There is talk of a second age of astronomy, in which Europe plays as big a part as America and Russia did in the space race 30 years ago. Could we be close to unlocking the deepest secrets of the universe? Maybe. But amid the excitement there are a few sceptical voices. They point out that more than 100 jobs are on the line as part of restructuring at Britain's two Royal Observatories, while the future of key telescopes in England and on La Palma, one of Britain's overseas astronomy sites, is under threat. Some astronomers fear that the European Space Agency's decision to relaunch the ill-fated Cluster satellites, designed to take a three-dimensional look at the solar winds but which exploded last summer, could mean delays to other space projects. In such a climate, the sceptics hint, is it an accident that space projects are seeking (and getting) so much media attention and acclaim? After all, without public support what chance do scientists have of being given the huge sums of money needed to launch a space mission?
The American space agency Nasa has been pushing its Origins programme, which includes so-called fossil evidence of microscopic life on Mars, for the past year with press conferences, seminars and lectures worldwide. Many are cynical about Nasa's meteorite evidence, believing the organisation to be cashing in to win much needed funding from Congress.
Durham cosmologist Richard Bower says. "To get funding for expensive space equipment you have to make a lot of the results you get. Nasa is very good at making the most of results." "It is not just a question of intelligent life elsewhere in the universe," agrees Phil Charles, head of astrophysics at Oxford University. "The crucial first step is to demonstrate that there are at least planets around other stars. Whether they are similar to our solar system and hence capable of supporting life is a much harder question that will require truly innovative techniques into the next century.
"With the success of movies like Independence Day we capitalise to a certain extent on the public's inaccurate appreciation of the difficulties of space travel. With so many people in government, on both sides of the Atlantic, ignorant of science, (media attention) is often the only way to get the idea across. Furthermore in the US, they have realised for a long time that they need to get the public behind them given the amount of money they spend."

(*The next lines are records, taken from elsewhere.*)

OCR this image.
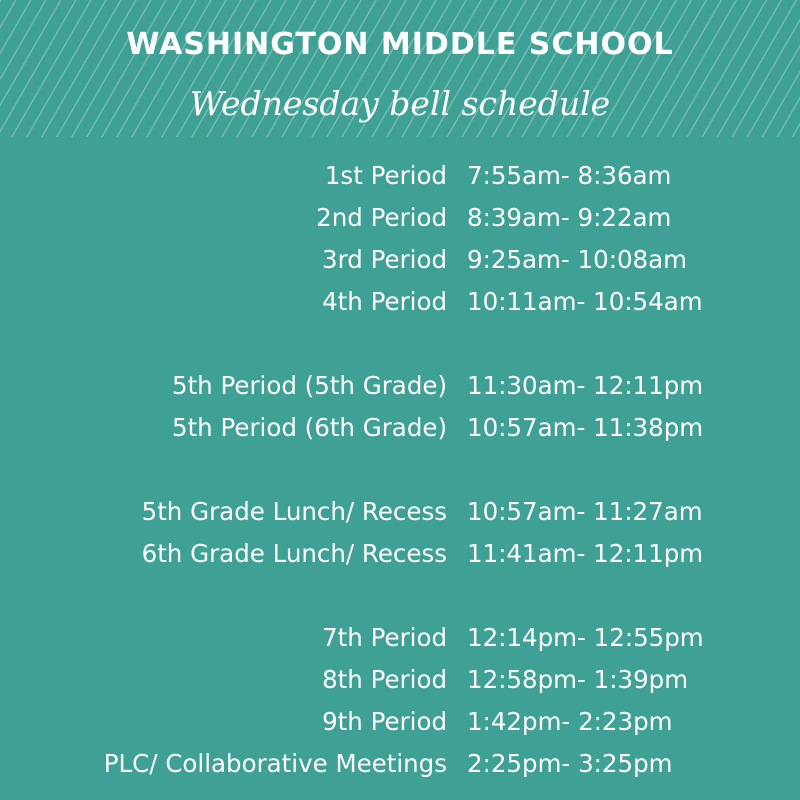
WASHINGTON MIDDLE SCHOOL
Wednesday bell schedule
1st Period 7:55am- 8:36am
2nd Period 8:39am- 9:22am
3rd Period 9:25am- 10:08am
4th Period 10:11am- 10:54am
5th Period (5th Grade) 11:30am- 12:11pm
5th Period (6th Grade) 10:57am- 11:38pm
5th Grade Lunch/ Recess 10:57am- 11:27am
6th Grade Lunch/ Recess 11:41am- 12:11pm
7th Period 12:14pm- 12:55pm
8th Period 12:58pm- 1:39pm
9th Period 1:42pm- 2:23pm
PLC/ Collaborative Meetings 2:25pm- 3:25pm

European astronomers are learning from the American experience. In the 1960s, unlimited resources were pumped into the US space dream as the battle between the superpowers unfolded. But, following early public successes, the programme slowed in the 1980s. "From the late 1970s until the early 1990s Nasa, frankly, got into a bit of a mess," says Ken Pounds, chief executive of the Particle Physics and Astronomy Research Council. "The agency got involved in large projects that fell behind schedule and produced relatively little."
While Nasa was struggling with massively expensive missions, European and Japanese space science, with less of a tradition for courting the media, was growing and, recently, finally delivering results. Paul Murdin, head of astronomy at PPARC, says: "There is a resurgence in astronomy, certainly in the UK. In the 1960s we were watching a US success. Like all spectator sports, it is not like partaking. We have been building up for 30 years. But space science is now flowering in Europe and Britain."

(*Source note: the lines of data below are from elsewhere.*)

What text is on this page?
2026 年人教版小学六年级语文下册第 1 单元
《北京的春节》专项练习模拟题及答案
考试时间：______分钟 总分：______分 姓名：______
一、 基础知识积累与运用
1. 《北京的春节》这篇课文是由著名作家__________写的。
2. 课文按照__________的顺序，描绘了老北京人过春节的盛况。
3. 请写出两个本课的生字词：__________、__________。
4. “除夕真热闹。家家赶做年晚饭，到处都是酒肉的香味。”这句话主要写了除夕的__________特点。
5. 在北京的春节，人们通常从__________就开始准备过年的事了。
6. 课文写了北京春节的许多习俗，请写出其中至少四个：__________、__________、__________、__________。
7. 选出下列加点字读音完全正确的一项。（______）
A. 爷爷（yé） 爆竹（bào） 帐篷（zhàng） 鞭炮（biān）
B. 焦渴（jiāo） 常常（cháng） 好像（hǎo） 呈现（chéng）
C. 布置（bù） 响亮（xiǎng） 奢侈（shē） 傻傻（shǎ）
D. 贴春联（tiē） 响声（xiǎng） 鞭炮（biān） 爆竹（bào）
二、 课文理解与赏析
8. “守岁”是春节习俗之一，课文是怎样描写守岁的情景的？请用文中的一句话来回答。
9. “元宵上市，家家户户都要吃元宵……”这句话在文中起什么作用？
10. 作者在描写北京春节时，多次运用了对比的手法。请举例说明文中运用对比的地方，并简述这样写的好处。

But funding undoubtedly remains a huge challenge for the future. Already Nasa has agreed to run smaller, cheaper and faster programmes. The push to do so has been encouraged by the quick and cheap moon mission Clementine - launched by the Department of Defense on Strategic Defense initiative funds, not by Nasa. In Britain, cuts to the ground-based programme are well publicised and many believe that in Europe too, smaller, cheaper missions may soon become the norm. Faced with such conditions all the signs are that the hyping of space programmes and results will continue apace. But a new picture of the universe is, slowly, beginning to emerge.